Die Klägerin ließ bei zwei Mustern der angegriffenen Ausführungsform die Zahnstangen durch ein unabhängiges Messinstitut vermessen. Wegen der Ergebnisse der Messungen, die zwischen den Parteien streitig sind, wird auf die zur Akte gereichte Anlage K12 mit den entsprechenden Tabellen Bezug genommen. Auf der Grundlage der Messungen ließ die Klägerin die Zahnstangenprofile der beiden Muster zeichnerisch darstellen. Die Darstellungen sind ebenfalls aus der Anlage K12 ersichtlich und nachfolgend abgebildet.
1. Messung
2. Messung
Unstreitig weist die angegriffene Ausführungsform ein kreisrundes, exzentrisch gelagertes Ritzel mit einer regulären Evolventen-Normal-Verzahnung mit einem Modul von 1,375 mm, 15 Zähnen und einem Flankenwinkel von 20° auf. Die Wälzkurve der Zahnstange verläuft S-förmig.
Die Klägerin ist der Ansicht, durch den Türschließer „A CD 80“ werde das Klagepatent wortsinngemäß verletzt. Dies ergebe sich aus den beiden Messungen. Sie behauptet, die Messungenauigkeit betrage 3m. Dieser Wert ergebe sich aus dem Kalibrierschein. Der in der Tabelle angegebene Toleranzwert von 0,5 und -0,5 betreffe die Fertigungstoleranz bei Vermessungen im Qualitätswesen und nicht die Messgenauigkeit. Die Wälzkurve sei von der Firma GEOMESS durch ein empirisches Verfahren zur Bestimmung der Wälzkurve ermittelt worden.
Die Messung habe eine breite Variation unterschiedlicher Flankenwinkel der auf der Zahnstange angeordneten Zähne ergeben. Im Bereich des – von links betrachtet – vierten Zahns (das ist der dritte vermessene Zahn) habe die Wälzkurve die größte Steigung. Dieser Zahn sei unsymmetrisch. Die zugehörige linke Zahnflanke weise einen Winkel von 19,374° (erste Messung) bzw. 19,719° (zweite Messung) auf, die rechte Zahnflanke von 20,215° bzw. 20,130°. Unstreitig handelt es sich bei der linken Seite um die mit Druck belastete Flanke.

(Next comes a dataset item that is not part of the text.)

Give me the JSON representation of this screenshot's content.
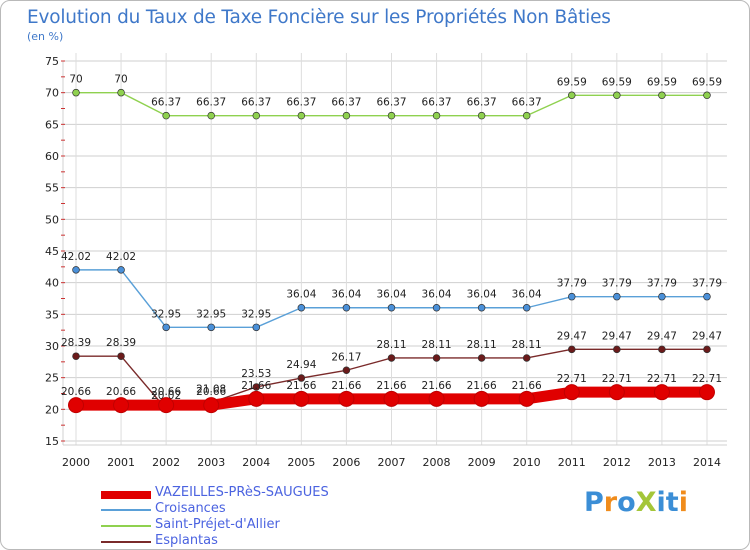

Bei den Differenzen zwischen den Flankenwinkeln handele es sich um gewollte Unterschiede und nicht um Fertigungstoleranzen. Unbeachtlich sei es nach ihrer Ansicht, dass der fünfte Zahn den spitzeren Flankenwinkel auf der nicht mit Druck belasteten Seite aufweise. Denn die Wandreibung werde auch durch einen einzelnen Zahn verringert.
Mit der am 20.09.2006 eingereichten und der Beklagten am 27.09.2006 zugestellten Klage hat die Klägerin unter Ziffer I.1c) beantragt, die Beklagte zu verurteilen, es zu unterlassen, Türschließer mit einem in einem Gehäuse geführten Kolben, zumindest einer mit dem Kolben zusammenwirkenden Schließerfeder und einer hydraulischen Dämpfungseinrichtung und mit einer über ein Getriebe mit dem Kolben verbundenen Schließerwelle, wobei das Getriebe mindestens ein Zahnritzel mit über dem Umfang unterschiedlich lang wirksamen Hebelarmen aufweist, welches mit einer kolbenseitigen Zahnstange kämmt,
in der Bundesrepublik herzustellen, anzubieten, in den Verkehr zu bringen, auszuführen und/oder zu den genannten Zwecken zu besitzen
bei denen die dem Zahnritzel zugeordnete komplementäre Verzahnung der Zahnstange über ihre Wälzkurve einen variierten Flankenwinkel mit mindestens einem unsymmetrischen Zahn mit an der druckseitigen Flanke spitzeren Flankenwinkel als an der nicht druckseitigen Flanke aufweist und bei denen unsymmetrisch ausgebildete Zähne im Bereich des Wendepunktes der S-förmigen Wälzkurve der Zahnstange angeordnet sind.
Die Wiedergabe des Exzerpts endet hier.